As Merz spoke in the capital, his interior minister Alexander Dobrindt presided over a gathering of migration hardliners in his native Bavaria.
To the top of the Zugspitze, Germany’s highest peak, Dobrindt invited counterparts from France, Austria, Poland, the Czech Republic and Denmark, as well as European Union home affairs commissioner Magnus Brunner.
The informal gathering proposed greater use of drones at the EU’s outer borders, ex-territorial “return centres” for failed asylum seekers and the use of trade and development aid as leverage in negotiations over returns to third countries.
“We are all concerned that overburdening our countries through illegal migration is contributing massively to the polarisation of society and want to push back against this,” the ministers said in a concluding document.
Despite its pivot, Germany has shied away from backing more radical migration proposals circulating in Europe.
Last May, all of Dobrindt’s Zugspitze guests backed a Danish-Italian demand for reform of the European Convention on Human Rights to “match the challenge that we face today”.
The paper warned that the convention, and the European court that oversees it, no longer reflect the realities of modern migration and, too often, results in “the protection of the wrong people”.
The European Court of Human Rights dismissed the paper, saying “debate is healthy but politicising the court is not”.
The Zugspitze document attempts a balance, vowing to “preserve the judicial independence and guarantees of the European Human Rights Convention” while “respecting the interests of the member states”.
The Zugspitze gathering was an effort by Berlin to ease tensions with its immediate neighbours over its new border checks and refusal to accept asylum seekers from other EU states.
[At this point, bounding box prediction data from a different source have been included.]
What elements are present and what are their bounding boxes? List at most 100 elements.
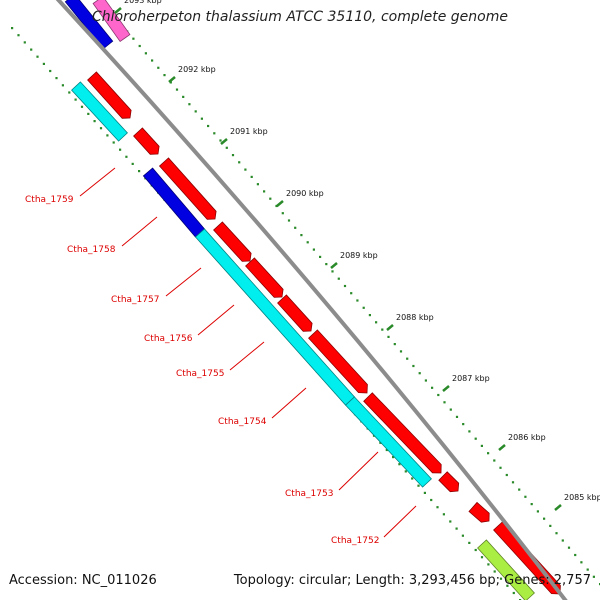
tick-dot — [17, 34, 20, 37]
tick-dot — [368, 314, 371, 317]
kbp-tick-mark — [386, 324, 394, 331]
tick-dot — [536, 510, 539, 513]
kbp-tick-mark — [168, 76, 176, 83]
kbp-tick-mark — [114, 7, 122, 14]
kbp-tick-label: 2093 kbp — [124, 0, 162, 5]
backbone-line — [55, 0, 568, 600]
outer-tick-track — [101, 1, 600, 586]
tick-dot — [431, 386, 434, 389]
tick-dot — [106, 134, 109, 137]
gene-label[interactable]: Ctha_1757 — [111, 295, 159, 305]
tick-dot — [493, 459, 496, 462]
tick-dot — [132, 37, 135, 40]
tick-dot — [188, 103, 191, 106]
gene-arrow-forward — [245, 257, 284, 298]
gene-arrow-forward — [308, 329, 368, 394]
tick-dot — [23, 41, 26, 44]
gene-label-leader — [271, 387, 307, 419]
tick-dot — [325, 263, 328, 266]
gene-label-leader — [165, 267, 202, 297]
tick-dot — [424, 379, 427, 382]
tick-dot — [112, 141, 115, 144]
gene-arrow-reverse — [345, 396, 432, 488]
tick-dot — [381, 328, 384, 331]
kbp-tick-label: 2086 kbp — [508, 433, 546, 442]
tick-dot — [436, 506, 439, 509]
tick-dot — [387, 335, 390, 338]
tick-dot — [461, 534, 464, 537]
gene-label[interactable]: Ctha_1758 — [67, 245, 116, 255]
gene-label[interactable]: Ctha_1753 — [285, 489, 333, 499]
tick-dot — [580, 561, 583, 564]
gene-features — [64, 0, 561, 600]
tick-dot — [238, 161, 241, 164]
tick-dot — [225, 146, 228, 149]
gene-label-leader — [229, 341, 265, 371]
tick-dot — [487, 563, 490, 566]
tick-dot — [312, 248, 315, 251]
tick-dot — [231, 154, 235, 157]
tick-dot — [411, 477, 414, 480]
tick-dot — [518, 488, 521, 491]
gene-arrow-forward — [213, 221, 252, 262]
gene-labels: Ctha_1759 Ctha_1758 Ctha_1757 Ctha_1756 Ctha… — [25, 167, 417, 546]
tick-dot — [392, 456, 395, 459]
tick-dot — [287, 219, 291, 222]
tick-dot — [138, 170, 141, 173]
tick-dot — [157, 66, 160, 69]
tick-dot — [356, 299, 359, 302]
tick-dot — [350, 292, 353, 295]
gene-label[interactable]: Ctha_1755 — [176, 369, 224, 379]
tick-dot — [11, 27, 14, 30]
tick-dot — [455, 415, 459, 418]
gene-label[interactable]: Ctha_1756 — [144, 334, 193, 344]
tick-dot — [404, 470, 407, 473]
kbp-tick-label: 2088 kbp — [396, 313, 434, 322]
tick-dot — [543, 517, 546, 520]
tick-dot — [574, 553, 577, 557]
tick-dot — [80, 105, 84, 108]
tick-dot — [362, 306, 365, 309]
gene-arrow-green — [477, 539, 535, 600]
gene-arrow-pink — [92, 0, 131, 43]
tick-dot — [200, 117, 203, 120]
gene-arrow-forward — [87, 71, 132, 119]
tick-dot — [487, 452, 490, 455]
tick-dot — [474, 548, 477, 552]
tick-dot — [331, 270, 334, 273]
tick-dot — [244, 168, 247, 171]
tick-dot — [144, 52, 147, 55]
accession-text: Accession: NC_011026 — [9, 573, 157, 588]
gene-label-leader — [121, 216, 158, 247]
tick-dot — [468, 430, 471, 433]
gene-label[interactable]: Ctha_1752 — [331, 536, 379, 546]
tick-dot — [163, 74, 166, 77]
tick-dot — [42, 62, 45, 65]
tick-dot — [399, 350, 403, 353]
tick-dot — [175, 88, 179, 91]
tick-dot — [256, 183, 259, 186]
gene-arrow-forward — [158, 157, 217, 220]
tick-dot — [499, 577, 503, 580]
tick-dot — [36, 55, 39, 58]
tick-dot — [49, 69, 52, 73]
tick-dot — [182, 95, 185, 98]
tick-dot — [430, 498, 433, 502]
gene-label[interactable]: Ctha_1759 — [25, 195, 74, 205]
tick-dot — [505, 473, 508, 477]
kbp-tick-label: 2091 kbp — [230, 127, 268, 136]
tick-dot — [269, 197, 272, 200]
gene-arrow-reverse — [71, 81, 128, 142]
kbp-scale: 2093 kbp 2092 kbp 2091 kbp 2090 kbp 2089 kbp… — [114, 0, 600, 511]
kbp-tick-label: 2089 kbp — [340, 251, 378, 260]
tick-dot — [511, 481, 515, 484]
tick-dot — [213, 132, 216, 135]
genome-title: Chloroherpeton thalassium ATCC 35110, co… — [92, 9, 508, 25]
tick-dot — [194, 110, 197, 113]
gene-label[interactable]: Ctha_1754 — [218, 417, 267, 427]
tick-dot — [68, 91, 71, 94]
tick-dot — [567, 546, 571, 549]
gene-label-leader — [383, 505, 417, 538]
tick-dot — [343, 284, 347, 288]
Warsaw and other capitals are holding their tongues in public, anxious not to halt Dobrindt’s momentum.
His ministry organised a second deportation flight last week with 81 people aboard, this time to Kabul.
To assist with this and future deportations, Berlin confirmed it had accredited two Afghan consular officials to work from Germany.
It was a bold move given the previous refusal of Berlin, along with other western capitals, to recognise the Taliban-led regime.
Opposition politicians have denounced the move as a “de facto diplomatic recognition” of the Taliban regime that regained power in Afghanistan in 2021 but remains internationally isolated largely over its human rights record, particularly towards women and girls.
While German migration analysts warn of a populist race to the bottom, Dobrindt’s message to voters is clear: “When ít comes to migration, Germany is no longer the brake but the locomotive.”